As duas faces da curva da inteligência
Homero, na “Odisseia”, afirmou que “os deuses não deram a todos os homens o talento da graça...nem boa aparência, nem inteligência e nem eloquência”. Shakespeare, na “Comédia dos erros”, ironizou que “muitos homens tem mais cabelo que cérebro”. Homero e Shakespeare viveram em períodos muito diferentes, mais do que dois mil anos separados. Entretanto, ambos captaram a mesma ideia: nós não somos todos igualmente inteligentes. Todavia, nós não podemos, simplesmente, categorizar as pessoas em “inteligentes” e em pessoas “nem tão inteligentes”. Homero observou que poucas pessoas têm grandes talentos. Shakespeare, mais sarcasticamente, observou que uma grande parcela de nós não consegue solucionar problemas de forma satisfatória. A maioria de nós se situa entre o desejo de Homero pela eloquência e a preocupação de Shakespeare sobre falta de cérebro.
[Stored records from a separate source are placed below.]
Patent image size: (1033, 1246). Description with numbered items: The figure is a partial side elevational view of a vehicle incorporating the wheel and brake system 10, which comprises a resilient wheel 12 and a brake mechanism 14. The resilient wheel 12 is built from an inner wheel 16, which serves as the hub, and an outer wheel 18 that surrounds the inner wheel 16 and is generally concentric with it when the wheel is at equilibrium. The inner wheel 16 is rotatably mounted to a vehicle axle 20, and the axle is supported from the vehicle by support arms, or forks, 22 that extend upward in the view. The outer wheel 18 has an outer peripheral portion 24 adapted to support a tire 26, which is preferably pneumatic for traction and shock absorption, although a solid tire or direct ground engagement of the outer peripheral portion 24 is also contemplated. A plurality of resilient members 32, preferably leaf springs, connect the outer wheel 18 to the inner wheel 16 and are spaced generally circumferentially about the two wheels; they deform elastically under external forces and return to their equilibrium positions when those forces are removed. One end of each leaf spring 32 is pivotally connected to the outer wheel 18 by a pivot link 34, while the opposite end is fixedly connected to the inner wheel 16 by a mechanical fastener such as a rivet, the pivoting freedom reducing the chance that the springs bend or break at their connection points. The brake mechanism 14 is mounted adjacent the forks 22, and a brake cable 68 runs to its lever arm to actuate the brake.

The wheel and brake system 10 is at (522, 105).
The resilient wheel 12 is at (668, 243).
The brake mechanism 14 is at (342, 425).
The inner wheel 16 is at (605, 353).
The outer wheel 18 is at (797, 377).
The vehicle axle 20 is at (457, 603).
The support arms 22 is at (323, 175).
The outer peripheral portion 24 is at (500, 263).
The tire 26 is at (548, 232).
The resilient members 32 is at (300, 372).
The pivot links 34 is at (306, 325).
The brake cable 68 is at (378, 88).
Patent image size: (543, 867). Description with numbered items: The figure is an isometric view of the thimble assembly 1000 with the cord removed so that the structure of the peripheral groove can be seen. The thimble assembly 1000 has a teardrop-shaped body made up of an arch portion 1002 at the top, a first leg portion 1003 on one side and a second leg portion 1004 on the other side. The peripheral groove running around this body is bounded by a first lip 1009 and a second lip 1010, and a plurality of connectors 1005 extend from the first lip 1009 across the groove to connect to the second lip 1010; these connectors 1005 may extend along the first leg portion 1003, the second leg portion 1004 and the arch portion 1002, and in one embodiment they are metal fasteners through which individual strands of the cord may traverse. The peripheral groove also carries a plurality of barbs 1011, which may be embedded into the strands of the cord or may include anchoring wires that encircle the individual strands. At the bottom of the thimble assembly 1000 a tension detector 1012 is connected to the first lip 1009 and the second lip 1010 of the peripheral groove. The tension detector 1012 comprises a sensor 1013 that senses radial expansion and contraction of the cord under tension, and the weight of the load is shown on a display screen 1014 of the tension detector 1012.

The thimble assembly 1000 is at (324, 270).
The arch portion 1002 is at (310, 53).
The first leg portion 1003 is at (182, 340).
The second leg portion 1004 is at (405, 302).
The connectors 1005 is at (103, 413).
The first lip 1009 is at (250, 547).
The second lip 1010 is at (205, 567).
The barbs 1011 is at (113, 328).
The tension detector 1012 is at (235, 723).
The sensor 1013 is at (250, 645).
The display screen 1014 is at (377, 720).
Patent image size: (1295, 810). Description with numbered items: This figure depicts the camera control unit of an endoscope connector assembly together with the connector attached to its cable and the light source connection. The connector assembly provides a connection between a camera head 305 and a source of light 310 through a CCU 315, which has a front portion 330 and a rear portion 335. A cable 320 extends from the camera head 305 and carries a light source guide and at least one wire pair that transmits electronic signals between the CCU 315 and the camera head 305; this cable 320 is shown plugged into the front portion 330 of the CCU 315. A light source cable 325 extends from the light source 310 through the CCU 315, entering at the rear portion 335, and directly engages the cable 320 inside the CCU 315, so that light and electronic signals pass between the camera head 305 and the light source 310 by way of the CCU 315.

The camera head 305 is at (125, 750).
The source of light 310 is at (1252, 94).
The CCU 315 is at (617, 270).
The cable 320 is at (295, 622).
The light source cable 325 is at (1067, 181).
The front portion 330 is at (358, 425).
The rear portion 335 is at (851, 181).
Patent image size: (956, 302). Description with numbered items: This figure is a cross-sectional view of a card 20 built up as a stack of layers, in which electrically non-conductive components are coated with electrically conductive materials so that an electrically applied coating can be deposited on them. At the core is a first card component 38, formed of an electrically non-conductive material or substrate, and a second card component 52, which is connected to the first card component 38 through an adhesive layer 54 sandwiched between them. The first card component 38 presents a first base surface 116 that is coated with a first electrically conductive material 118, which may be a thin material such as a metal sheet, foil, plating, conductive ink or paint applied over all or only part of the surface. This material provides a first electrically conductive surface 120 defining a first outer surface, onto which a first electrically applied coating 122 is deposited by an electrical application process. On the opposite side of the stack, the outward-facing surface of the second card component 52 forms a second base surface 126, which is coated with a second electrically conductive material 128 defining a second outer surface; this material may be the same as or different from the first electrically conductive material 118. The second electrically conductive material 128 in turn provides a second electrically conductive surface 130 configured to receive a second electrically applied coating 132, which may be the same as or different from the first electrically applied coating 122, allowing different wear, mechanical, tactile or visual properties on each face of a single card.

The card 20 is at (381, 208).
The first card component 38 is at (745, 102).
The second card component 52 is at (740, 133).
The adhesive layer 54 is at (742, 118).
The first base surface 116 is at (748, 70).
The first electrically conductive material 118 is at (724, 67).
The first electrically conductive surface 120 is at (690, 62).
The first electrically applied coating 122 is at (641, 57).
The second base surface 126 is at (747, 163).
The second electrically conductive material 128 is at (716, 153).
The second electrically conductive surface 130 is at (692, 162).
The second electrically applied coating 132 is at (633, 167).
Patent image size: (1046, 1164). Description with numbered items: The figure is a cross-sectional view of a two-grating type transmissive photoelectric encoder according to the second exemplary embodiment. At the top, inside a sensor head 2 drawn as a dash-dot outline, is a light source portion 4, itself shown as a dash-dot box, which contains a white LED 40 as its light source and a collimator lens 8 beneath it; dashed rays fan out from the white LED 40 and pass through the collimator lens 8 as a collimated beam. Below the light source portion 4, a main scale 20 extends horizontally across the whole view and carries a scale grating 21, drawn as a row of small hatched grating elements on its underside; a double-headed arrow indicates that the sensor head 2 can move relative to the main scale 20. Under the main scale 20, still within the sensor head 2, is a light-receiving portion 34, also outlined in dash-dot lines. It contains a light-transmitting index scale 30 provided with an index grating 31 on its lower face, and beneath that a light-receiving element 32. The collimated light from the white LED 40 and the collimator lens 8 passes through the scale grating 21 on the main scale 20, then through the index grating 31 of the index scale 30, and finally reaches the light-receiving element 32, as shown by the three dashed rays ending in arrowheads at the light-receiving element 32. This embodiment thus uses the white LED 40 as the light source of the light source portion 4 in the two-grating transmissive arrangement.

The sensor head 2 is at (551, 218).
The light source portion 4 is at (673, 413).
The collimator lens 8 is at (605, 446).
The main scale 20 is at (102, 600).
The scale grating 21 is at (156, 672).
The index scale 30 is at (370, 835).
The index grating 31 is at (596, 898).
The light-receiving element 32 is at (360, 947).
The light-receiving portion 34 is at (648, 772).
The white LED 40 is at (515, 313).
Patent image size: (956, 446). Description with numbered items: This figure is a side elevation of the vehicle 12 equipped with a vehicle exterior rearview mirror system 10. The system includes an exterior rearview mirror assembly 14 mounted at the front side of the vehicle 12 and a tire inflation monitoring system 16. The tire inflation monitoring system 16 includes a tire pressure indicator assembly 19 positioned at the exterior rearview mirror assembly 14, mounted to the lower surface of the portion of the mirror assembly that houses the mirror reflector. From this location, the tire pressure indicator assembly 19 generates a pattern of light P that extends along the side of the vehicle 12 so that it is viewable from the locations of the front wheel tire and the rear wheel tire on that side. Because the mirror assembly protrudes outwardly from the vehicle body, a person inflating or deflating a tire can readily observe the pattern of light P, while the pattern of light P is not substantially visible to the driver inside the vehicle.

De fato, longe de serem espelhos um do outro, os campos da deficiência mental e do talento têm algumas características em comum, mas divergem marcadamente em outros. Os problemas em ambos os campos variam dos teóricos aos práticos, trazendo consigo um grande número de controvérsias, algumas delas altamente politizadas. Realmente, é difícil encontrar, neste cenário, quaisquer outros tópicos que fomentam tanta emoção ou produzem tanta adrenalina quanto aqueles envolvendo deficiência mental e talento, os dois lados da curva da inteligência.
Indivíduos que são mentalmente deficientes ou talentosos compartilham os limites incendiários do desvio da norma, tanto do ponto de vista evolutivo quanto do ponto de vista educativo. Em termos de habilidade mental, como operacionalizada pelos testes de inteligência, desempenhos que são, aproximadamente, dois desvios padrão da média (isto é, QI de 70-75 ou menor, ou, QI de 125-130 ou maior) são elementos- chave na identificação. Sucesso nas tarefas da vida, ou sua ausência, também desempenha um papel crucial, mas a característica definidora principal para os grupos retardado e talentoso é o desvio intelectual.
Esses indivíduos estão fora da sincronia com a maioria das pessoas médias, simplesmente pela sua diferença do que é esperado para sua idade e circunstância. Essa sincronia resulta em consequências altamente significativas para eles e para aqueles que compartilham suas vidas. Nenhuma das normas familiares se aplica e ajustamentos se fazem necessários nas expectativas parentais nos arranjos educacionais e nas atividades sociais e de lazer.
Naturalmente, o cenário em relação à qualidade de vida é mais otimista para os indivíduos talentosos do que para os deficientes mentais. Em termos de critérios como independência dos adultos, renda e variedade de opções na vida, um indivíduo talentoso tem vantagens que uma pessoa deficiente não tem. Entretanto, ambos têm em comum um desejo, reforçado pela sociedade e por seus pares para “serem iguais a quaisquer outros”, isto é, serem mais iguais a norma. Pessoas mentalmente deficientes tentam, invariavelmente, esconder suas incapacidades, ao passo que, pressão dos pares frequentemente leva talentosos a adotarem numerosas estratégias para mascarar seus talentos. Ademais, as baixas expectativas dos professores em relação às pessoas deficientes mentais e as altas expectativas dos mesmos em relação aos talentosos podem, também, afetar os resultados da vida.
A verdade é que questões permanecem se cada grupo apresenta um distinto conjunto qualitativo de características intelectuais além daquele derivado do tipo de distribuição representado pela curva da inteligência. Os valores de uma sociedade frequentemente determinam o grau e o tipo de atenção dados a estes distintos subgrupos de pessoas.